This cancer stuff is a real emotional and physical roller-coaster. We, of course, wanted better results on Wednesday. And now it looks like we are entering into a deeper, and darker cave with the second round of chemotherapy and the realization now that the kidneys have for all extent and purposes been written off.
What I wrote on Wednesday was writing from my head – and that always sounds so much better on paper (or on a blog). But I haven’t really gotten my heart around all this yet -- and that is what is hurting right now.
We go down to the Cancer Center and sit in a room with a bunch of other suffering people and everyone is frightened – I think I can probably cut the fear there with a knife. Sometimes I feel like I am watching one of those old zombie films.
And so we enter into the consultation room, a nurse checks Sabine’s vitals and the doctor comes in and reports. Everyone seems to be running late and we all must hurry. I have a legal pad full of questions that I am trying to get answered. They weren’t. It’s time to go… there are other patients… (I want to scream, "Stop, there is a person here who is dying. Listen to us!").
I know someone must be around the Clinic who has the job of handling the emotional content of patients and their loved ones. No one has suggested this until we talked to Dr Williams today. Yes, they do have staff people who handle the emotional side of this and she will call someone and make an appointment for us… Thank God!

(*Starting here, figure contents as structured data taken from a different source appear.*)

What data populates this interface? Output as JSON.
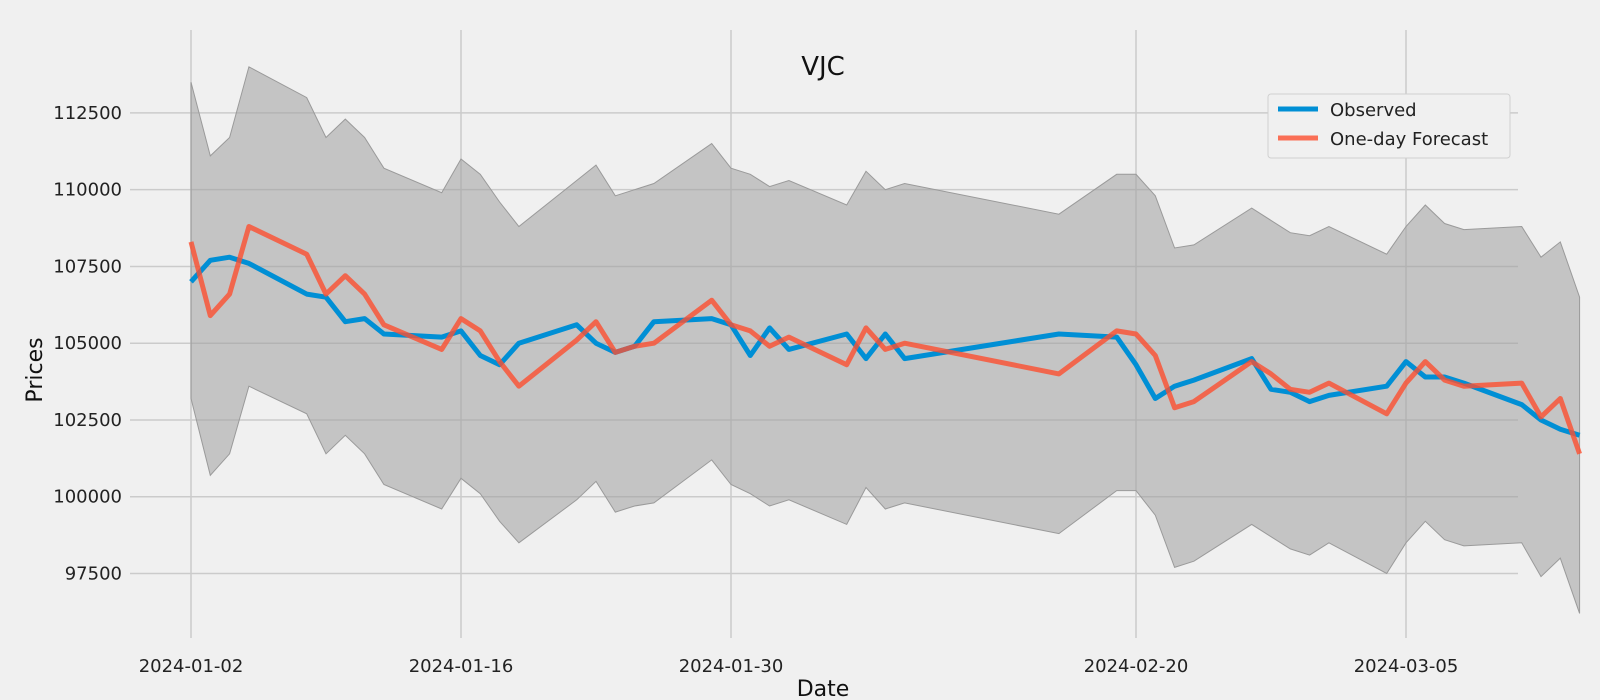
{
  "chart_data": {
    "type": "line",
    "title": "VJC",
    "xlabel": "Date",
    "ylabel": "Prices",
    "x": [
      "2024-01-02",
      "2024-01-03",
      "2024-01-04",
      "2024-01-05",
      "2024-01-08",
      "2024-01-09",
      "2024-01-10",
      "2024-01-11",
      "2024-01-12",
      "2024-01-15",
      "2024-01-16",
      "2024-01-17",
      "2024-01-18",
      "2024-01-19",
      "2024-01-22",
      "2024-01-23",
      "2024-01-24",
      "2024-01-25",
      "2024-01-26",
      "2024-01-29",
      "2024-01-30",
      "2024-01-31",
      "2024-02-01",
      "2024-02-02",
      "2024-02-05",
      "2024-02-06",
      "2024-02-07",
      "2024-02-08",
      "2024-02-16",
      "2024-02-19",
      "2024-02-20",
      "2024-02-21",
      "2024-02-22",
      "2024-02-23",
      "2024-02-26",
      "2024-02-27",
      "2024-02-28",
      "2024-02-29",
      "2024-03-01",
      "2024-03-04",
      "2024-03-05",
      "2024-03-06",
      "2024-03-07",
      "2024-03-08",
      "2024-03-11",
      "2024-03-12",
      "2024-03-13",
      "2024-03-14"
    ],
    "x_ticks": [
      "2024-01-02",
      "2024-01-16",
      "2024-01-30",
      "2024-02-20",
      "2024-03-05"
    ],
    "y_ticks": [
      97500,
      100000,
      102500,
      105000,
      107500,
      110000,
      112500
    ],
    "ylim": [
      95400,
      115200
    ],
    "grid": true,
    "legend_position": "top-right",
    "series": [
      {
        "name": "Observed",
        "color": "#008fd5",
        "values": [
          107000,
          107700,
          107800,
          107600,
          106600,
          106500,
          105700,
          105800,
          105300,
          105200,
          105400,
          104600,
          104300,
          105000,
          105600,
          105000,
          104700,
          104900,
          105700,
          105800,
          105600,
          104600,
          105500,
          104800,
          105300,
          104500,
          105300,
          104500,
          105300,
          105200,
          104300,
          103200,
          103600,
          103800,
          104500,
          103500,
          103400,
          103100,
          103300,
          103600,
          104400,
          103900,
          103900,
          103700,
          103000,
          102500,
          102200,
          102000
        ]
      },
      {
        "name": "One-day Forecast",
        "color": "#fc4f30",
        "values": [
          108300,
          105900,
          106600,
          108800,
          107900,
          106600,
          107200,
          106600,
          105600,
          104800,
          105800,
          105400,
          104400,
          103600,
          105100,
          105700,
          104700,
          104900,
          105000,
          106400,
          105600,
          105400,
          104900,
          105200,
          104300,
          105500,
          104800,
          105000,
          104000,
          105400,
          105300,
          104600,
          102900,
          103100,
          104400,
          104000,
          103500,
          103400,
          103700,
          102700,
          103700,
          104400,
          103800,
          103600,
          103700,
          102600,
          103200,
          101400
        ]
      }
    ],
    "band": {
      "color": "#a0a0a0",
      "upper": [
        113500,
        111100,
        111700,
        114000,
        113000,
        111700,
        112300,
        111700,
        110700,
        109900,
        111000,
        110500,
        109600,
        108800,
        110300,
        110800,
        109800,
        110000,
        110200,
        111500,
        110700,
        110500,
        110100,
        110300,
        109500,
        110600,
        110000,
        110200,
        109200,
        110500,
        110500,
        109800,
        108100,
        108200,
        109400,
        109000,
        108600,
        108500,
        108800,
        107900,
        108800,
        109500,
        108900,
        108700,
        108800,
        107800,
        108300,
        106500
      ],
      "lower": [
        103200,
        100700,
        101400,
        103600,
        102700,
        101400,
        102000,
        101400,
        100400,
        99600,
        100600,
        100100,
        99200,
        98500,
        99900,
        100500,
        99500,
        99700,
        99800,
        101200,
        100400,
        100100,
        99700,
        99900,
        99100,
        100300,
        99600,
        99800,
        98800,
        100200,
        100200,
        99400,
        97700,
        97900,
        99100,
        98700,
        98300,
        98100,
        98500,
        97500,
        98500,
        99200,
        98600,
        98400,
        98500,
        97400,
        98000,
        96200
      ]
    }
  }
}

But whoever cares for the emotional/spiritual side of the patients and their caregivers is not a visible member of our treatment team. Why is that?
Our coverage is a maximum of $30K for dialysis. (That’s about 4 month’s worth). So, I spent most of yesterday filling out disability forms and histories for Social Security.
I also called Lisa, our GHC Complex Case Manager, and told her about what I feel being in this system… Afterwards, I had a good cry.
This morning we met with our new primary care physician, Dr Deb Williams, at GHC. She spent some time with us. She listened to us. And even had some suggestions about the situation we now find ourselves. I think we both felt better.
Is this all about my control needs? Am I different from other caregivers in that I want to fight this thing – protect Sabine? I want to know what is going to be our greatest problem (and that which I need to be wary of) – is it the kidneys? Other organ failure? Bone damage and pain? Infections? I don’t need a precise map of the future, but I do need some landmarks.
I am really looking forward to getting in with our area myeloma support group (they meet on the 19th in Madison) and some other kind of caregiver support.
Yes, I am having a tough time in this – but then compared to what Sabine is going through (both physically AND emotionally) I have nothing to complain about. But I do know that if I am to be of help in this reluctant journey, then I do need to find care for myself as well.
I have got to get over being so sad. It’s not that I feel sad all the time, it’s just these periodic waves of sadness… and struggling to open the mail…
Thanks for “listening” and thanks for your continuing prayers and support.
Our love goes out to each one of you!